Dans son livre ‘‘El-Mektoub ou penser le risque ?’’, Tahar Gallali, ingénieur chercheur et professeur des universités, nous invite à nous saisir de la question du risque, à l’intégrer dans notre culture parce que celle-ci sous-tend le monde moderne d’aujourd’hui, explique son fonctionnement et ses modes de vie.

Par Adel Zouaoui *

Le risque est partout omniprésent. Il resurgit dans tous les discours qu’ils soient politique, social, sécuritaire, financier ou même éthique. Aucune société moderne ne peut se prévaloir de s’en passer. Il est devenu,à nous autres sapiens du 21e siècle, intrinsèquement et consubstantiellement lié à notre modernité. Et pour cause, le risque n’est pas seulement naturel, il est aussi anthropique – généré par l’homme lui-même. Comme des rhizomes, il prolifère et infuse tous les champs de l’activité humaine, technologique, professionnel, environnemental, social, culturel, économique, etc. Il est devenu, pour paraphraser Ulrich Beck, sociologue allemand (1944-2015), un élément constitutif et même consécutif de la société elle-même.

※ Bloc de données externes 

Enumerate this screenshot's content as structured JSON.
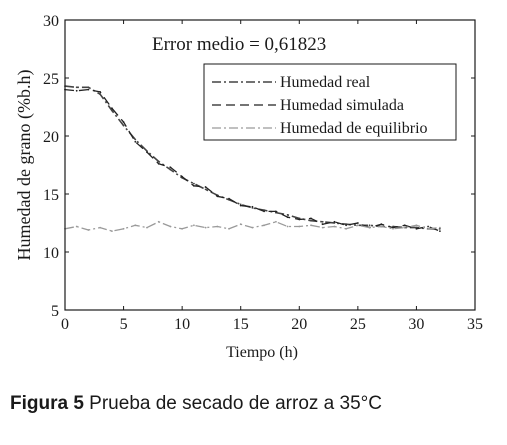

Rupture conceptuelle de la perception du risque

Le thème que l’auteur aborde et éclaire d’un nouveau jour est celui des risques liés aux catastrophes naturels et aux menaces qu’ils font peser sur l’humanité. Et pour cause, le monde n’a jamais connu autant de cataclysmes que pendant les deux derniers siècles. Les XXe et XXIe siècles totalisent, à eux seuls, bien plus de catastrophes que les siècles écoulés, affirme l’auteur. Face à cette recrudescence à nulle autre pareille, avec ses dommages humain et financier considérables, les Nations Unies ont décrété les années 90-99, décennie internationale de prévention des catastrophes naturelles dans une tentative de mettre toutes les nations autour d’une même table pour évoquer les enjeux climatiques et environnementaux.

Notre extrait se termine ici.